"The noodle," said she vindictively, "mistook the purport of some merely civil words, and forthwith went about bleating to all Bath that he and I were to be wed."

"I'll soon stop his mouth for him," muttered Mr. O'Hara, moved to less refinement of diction than he usually affected. "Oh, Kitty," said he, and wiped his pale brow, "sure, it's the terrible fright you've given me!"

Here Mistress Bellairs became suddenly and inexplicably agitated.

"You don't understand," said she, and stamped her foot. "Oh, how can I explain? How are people so stupid! I was obliged to go to his rooms this morning—a pure matter of friendship, sir, on behalf of my Lady Standish. Who would have conceived that the calf would take it for himself and think it was for his sake I interfered between him and that madman, Sir Jasper! 'Tis very hard," cried Mistress Kitty, "for a lone woman to escape calumny, and now there is my Lord Verney, after braying it to the whole of Bath, this moment writing to his insufferable old mother. And there is that cockatoo aunt of his looking out her most ancient set of garnets and strass for a wedding-gift. And, oh dear, oh dear; what am I to do?"

She turned over the back of her chair, to hide her face in her pocket-handkerchief. In a twinkling, O'Hara was again at her feet.

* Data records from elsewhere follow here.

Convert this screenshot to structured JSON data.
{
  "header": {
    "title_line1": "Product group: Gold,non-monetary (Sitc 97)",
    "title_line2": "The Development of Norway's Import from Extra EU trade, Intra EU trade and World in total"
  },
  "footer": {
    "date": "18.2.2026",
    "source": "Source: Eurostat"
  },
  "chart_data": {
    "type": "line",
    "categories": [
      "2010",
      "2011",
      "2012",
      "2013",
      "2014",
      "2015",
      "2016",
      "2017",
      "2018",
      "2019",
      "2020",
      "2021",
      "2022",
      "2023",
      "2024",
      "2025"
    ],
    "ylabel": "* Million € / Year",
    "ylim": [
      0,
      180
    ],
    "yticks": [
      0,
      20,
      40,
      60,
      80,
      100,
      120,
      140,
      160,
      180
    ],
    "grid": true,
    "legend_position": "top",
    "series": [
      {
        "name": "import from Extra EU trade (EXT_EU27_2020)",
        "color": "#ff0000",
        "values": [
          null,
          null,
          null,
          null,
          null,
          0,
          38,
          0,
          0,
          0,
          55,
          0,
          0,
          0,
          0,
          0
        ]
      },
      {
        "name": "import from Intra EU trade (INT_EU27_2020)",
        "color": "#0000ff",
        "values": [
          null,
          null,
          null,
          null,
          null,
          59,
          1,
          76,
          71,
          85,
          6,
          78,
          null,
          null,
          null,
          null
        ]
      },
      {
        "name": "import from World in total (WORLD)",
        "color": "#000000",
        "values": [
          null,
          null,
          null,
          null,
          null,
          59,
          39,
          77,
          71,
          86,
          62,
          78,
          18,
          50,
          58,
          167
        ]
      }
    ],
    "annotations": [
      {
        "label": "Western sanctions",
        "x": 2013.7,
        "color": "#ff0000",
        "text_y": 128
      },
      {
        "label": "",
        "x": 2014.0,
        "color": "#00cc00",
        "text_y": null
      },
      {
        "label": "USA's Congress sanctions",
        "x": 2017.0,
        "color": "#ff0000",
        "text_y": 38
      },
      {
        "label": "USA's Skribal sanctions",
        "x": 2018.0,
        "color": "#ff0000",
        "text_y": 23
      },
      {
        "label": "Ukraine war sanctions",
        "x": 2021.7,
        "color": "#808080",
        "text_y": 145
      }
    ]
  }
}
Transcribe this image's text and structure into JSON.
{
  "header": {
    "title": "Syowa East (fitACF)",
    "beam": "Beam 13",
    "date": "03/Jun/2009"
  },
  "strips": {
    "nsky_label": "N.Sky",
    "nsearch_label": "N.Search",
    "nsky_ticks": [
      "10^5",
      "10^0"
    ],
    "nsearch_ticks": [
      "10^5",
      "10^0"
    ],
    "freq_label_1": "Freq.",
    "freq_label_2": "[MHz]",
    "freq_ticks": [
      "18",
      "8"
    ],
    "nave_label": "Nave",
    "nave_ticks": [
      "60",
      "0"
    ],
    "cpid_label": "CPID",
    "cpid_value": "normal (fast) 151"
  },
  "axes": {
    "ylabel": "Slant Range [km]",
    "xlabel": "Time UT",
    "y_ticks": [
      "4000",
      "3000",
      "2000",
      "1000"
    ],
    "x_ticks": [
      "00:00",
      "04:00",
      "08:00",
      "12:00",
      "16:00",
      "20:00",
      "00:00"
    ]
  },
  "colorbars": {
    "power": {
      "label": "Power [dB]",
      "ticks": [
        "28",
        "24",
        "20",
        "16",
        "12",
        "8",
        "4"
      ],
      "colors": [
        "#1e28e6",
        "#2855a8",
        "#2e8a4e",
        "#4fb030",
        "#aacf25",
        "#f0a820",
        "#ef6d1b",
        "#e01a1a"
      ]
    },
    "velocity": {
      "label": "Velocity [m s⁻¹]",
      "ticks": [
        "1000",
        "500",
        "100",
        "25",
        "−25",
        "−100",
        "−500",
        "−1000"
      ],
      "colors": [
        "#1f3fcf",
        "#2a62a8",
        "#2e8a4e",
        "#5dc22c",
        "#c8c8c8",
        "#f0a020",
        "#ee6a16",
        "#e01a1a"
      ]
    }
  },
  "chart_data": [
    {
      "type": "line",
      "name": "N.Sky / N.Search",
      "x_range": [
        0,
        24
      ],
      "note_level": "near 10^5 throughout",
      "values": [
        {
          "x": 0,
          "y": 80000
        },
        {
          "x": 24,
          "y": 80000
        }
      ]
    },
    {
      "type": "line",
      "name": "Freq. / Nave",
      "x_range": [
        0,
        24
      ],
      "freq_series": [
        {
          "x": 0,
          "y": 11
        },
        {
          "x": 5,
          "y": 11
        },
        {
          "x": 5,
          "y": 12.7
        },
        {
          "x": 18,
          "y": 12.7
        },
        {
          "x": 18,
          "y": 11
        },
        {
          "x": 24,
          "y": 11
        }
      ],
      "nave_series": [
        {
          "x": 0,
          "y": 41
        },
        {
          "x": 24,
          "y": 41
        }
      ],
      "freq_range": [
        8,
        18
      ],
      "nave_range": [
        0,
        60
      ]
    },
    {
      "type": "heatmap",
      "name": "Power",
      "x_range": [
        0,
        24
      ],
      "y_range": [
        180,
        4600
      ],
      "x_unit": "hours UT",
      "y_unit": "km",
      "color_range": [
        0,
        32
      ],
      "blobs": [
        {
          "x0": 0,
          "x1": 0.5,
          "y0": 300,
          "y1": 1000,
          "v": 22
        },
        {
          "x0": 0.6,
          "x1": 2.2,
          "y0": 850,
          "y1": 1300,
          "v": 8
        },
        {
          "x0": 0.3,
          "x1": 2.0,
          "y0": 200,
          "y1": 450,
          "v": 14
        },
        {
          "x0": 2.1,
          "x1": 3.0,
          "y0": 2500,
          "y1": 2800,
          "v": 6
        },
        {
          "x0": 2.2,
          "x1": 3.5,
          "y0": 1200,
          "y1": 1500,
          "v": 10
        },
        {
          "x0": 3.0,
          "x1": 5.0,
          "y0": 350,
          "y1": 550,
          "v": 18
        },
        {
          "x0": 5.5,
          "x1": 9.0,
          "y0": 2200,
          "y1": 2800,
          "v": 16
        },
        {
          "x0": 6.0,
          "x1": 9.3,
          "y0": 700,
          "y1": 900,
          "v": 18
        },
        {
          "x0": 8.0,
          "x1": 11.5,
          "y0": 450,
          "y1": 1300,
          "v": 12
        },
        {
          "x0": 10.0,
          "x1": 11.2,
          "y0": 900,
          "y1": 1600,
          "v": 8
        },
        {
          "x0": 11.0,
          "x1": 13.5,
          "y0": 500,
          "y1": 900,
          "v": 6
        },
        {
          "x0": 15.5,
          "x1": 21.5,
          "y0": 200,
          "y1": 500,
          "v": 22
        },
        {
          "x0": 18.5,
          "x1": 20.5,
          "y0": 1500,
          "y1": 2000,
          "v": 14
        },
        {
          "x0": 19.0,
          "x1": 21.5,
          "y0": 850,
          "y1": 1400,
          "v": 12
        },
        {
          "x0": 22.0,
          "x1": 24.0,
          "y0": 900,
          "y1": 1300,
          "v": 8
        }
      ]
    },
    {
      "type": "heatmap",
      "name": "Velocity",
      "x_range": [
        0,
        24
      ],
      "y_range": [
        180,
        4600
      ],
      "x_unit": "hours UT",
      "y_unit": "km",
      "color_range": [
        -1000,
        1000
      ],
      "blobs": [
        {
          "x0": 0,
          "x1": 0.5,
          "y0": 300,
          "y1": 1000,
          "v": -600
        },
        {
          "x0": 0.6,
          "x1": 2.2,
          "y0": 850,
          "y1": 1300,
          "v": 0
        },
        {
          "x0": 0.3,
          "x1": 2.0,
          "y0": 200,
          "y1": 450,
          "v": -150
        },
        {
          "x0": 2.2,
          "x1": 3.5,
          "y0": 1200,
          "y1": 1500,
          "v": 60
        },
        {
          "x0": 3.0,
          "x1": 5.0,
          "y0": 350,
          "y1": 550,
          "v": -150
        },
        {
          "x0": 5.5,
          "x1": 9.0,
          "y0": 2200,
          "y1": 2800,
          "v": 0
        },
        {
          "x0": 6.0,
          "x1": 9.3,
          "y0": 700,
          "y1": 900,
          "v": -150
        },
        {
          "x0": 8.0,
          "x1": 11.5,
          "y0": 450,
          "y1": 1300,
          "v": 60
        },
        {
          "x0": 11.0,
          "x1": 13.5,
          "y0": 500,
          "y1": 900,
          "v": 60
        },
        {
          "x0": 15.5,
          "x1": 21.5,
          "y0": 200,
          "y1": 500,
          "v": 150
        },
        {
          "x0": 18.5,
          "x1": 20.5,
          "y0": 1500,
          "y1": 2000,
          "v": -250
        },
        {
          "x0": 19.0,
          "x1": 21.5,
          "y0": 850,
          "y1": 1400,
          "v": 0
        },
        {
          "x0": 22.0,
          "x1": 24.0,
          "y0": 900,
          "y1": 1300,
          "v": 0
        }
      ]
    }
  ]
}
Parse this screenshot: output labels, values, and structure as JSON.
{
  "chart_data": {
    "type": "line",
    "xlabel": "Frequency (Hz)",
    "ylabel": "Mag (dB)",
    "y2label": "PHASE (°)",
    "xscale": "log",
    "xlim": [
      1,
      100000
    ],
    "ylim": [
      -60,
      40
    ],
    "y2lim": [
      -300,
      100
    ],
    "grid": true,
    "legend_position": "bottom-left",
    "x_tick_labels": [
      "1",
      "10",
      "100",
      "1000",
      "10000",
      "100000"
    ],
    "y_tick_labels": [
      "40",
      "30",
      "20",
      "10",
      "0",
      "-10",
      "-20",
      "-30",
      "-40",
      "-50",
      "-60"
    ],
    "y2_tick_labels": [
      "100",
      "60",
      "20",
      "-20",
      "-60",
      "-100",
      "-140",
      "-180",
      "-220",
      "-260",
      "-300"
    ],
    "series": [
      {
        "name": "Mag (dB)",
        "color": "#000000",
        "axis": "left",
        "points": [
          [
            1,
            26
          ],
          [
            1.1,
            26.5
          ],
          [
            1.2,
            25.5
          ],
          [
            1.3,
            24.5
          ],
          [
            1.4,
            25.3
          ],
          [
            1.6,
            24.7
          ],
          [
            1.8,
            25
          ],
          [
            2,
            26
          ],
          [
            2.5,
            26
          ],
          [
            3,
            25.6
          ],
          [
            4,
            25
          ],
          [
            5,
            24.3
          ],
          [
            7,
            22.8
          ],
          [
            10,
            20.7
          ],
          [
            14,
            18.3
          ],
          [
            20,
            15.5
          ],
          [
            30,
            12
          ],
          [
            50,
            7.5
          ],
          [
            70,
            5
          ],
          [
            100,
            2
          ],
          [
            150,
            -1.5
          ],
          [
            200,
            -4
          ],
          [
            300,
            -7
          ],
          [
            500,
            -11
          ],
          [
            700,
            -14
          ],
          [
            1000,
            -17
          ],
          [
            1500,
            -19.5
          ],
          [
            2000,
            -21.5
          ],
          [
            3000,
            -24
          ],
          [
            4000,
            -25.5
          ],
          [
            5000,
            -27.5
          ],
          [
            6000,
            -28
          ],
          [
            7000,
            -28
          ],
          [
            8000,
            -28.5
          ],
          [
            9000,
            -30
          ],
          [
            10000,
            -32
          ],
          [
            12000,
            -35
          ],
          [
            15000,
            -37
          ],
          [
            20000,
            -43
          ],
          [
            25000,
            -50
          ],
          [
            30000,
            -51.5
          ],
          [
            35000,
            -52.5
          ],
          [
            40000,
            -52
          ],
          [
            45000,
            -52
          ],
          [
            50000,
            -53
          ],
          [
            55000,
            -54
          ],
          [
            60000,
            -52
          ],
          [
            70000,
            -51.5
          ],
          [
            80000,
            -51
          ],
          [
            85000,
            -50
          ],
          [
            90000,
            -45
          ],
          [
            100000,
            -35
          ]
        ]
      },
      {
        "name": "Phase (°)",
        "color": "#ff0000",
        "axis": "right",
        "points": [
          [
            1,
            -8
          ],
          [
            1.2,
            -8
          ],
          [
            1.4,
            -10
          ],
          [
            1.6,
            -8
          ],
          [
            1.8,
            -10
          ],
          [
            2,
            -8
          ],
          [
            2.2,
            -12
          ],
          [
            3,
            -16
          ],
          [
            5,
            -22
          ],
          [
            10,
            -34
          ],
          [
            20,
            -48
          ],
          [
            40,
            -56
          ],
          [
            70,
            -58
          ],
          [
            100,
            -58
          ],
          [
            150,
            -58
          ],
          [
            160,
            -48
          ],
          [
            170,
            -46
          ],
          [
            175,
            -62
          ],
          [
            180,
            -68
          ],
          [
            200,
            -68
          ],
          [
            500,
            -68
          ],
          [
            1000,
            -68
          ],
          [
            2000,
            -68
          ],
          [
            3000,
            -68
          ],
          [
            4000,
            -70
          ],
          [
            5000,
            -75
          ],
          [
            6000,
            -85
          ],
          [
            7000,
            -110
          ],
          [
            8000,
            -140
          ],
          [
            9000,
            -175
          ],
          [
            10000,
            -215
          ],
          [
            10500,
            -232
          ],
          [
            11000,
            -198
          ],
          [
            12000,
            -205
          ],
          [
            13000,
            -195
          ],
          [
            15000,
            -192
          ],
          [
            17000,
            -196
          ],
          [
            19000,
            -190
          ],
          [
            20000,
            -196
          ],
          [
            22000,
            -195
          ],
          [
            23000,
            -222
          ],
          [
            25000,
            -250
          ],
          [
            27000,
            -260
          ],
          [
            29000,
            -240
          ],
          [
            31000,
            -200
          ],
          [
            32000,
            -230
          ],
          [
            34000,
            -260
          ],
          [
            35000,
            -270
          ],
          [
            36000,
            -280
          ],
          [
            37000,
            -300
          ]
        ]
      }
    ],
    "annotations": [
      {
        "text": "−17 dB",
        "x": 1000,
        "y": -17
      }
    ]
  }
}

"Soul of my soul, pulse of my heart!" cried he. "Sure, don't cry, Kitty darling, I'll clear that little fellow out of your way before you know where you are."

"Indeed, sir," she said, flashing round upon him with a glance surprisingly bright, considering her woe. "And is that how you would save my reputation? No, I see there's nothing for it," said Mistress Kitty with sudden composure, folding up her handkerchief deliberately, and gazing up again at the chandelier with the air of an early martyr, "there's nothing for it but to pay the penalty of my good-nature and go live at Verney Hall between my virtuous Lord Verney and that paragon of female excellence and domestic piety, his mother."

"Now, by Saint Peter," cried O'Hara, springing to his feet, "if I have to whip you from under his nose at the very altar, and carry you away myself, I'll save you from that, me darling!"

"Say you so?" cried the lady with alacrity. "Then, indeed, sir," she proceeded with sweetest coyness, and pointed her dimple at him, "I'll not deny but what I thought you could help me, when I sought you to-night. There was a letter, sir," she said, "which yester morning I received. 'Twas signed by a lock of hair——"

"Ah, Kitty!" cried the enraptured and adoring Irishman, once more extending wide his arms.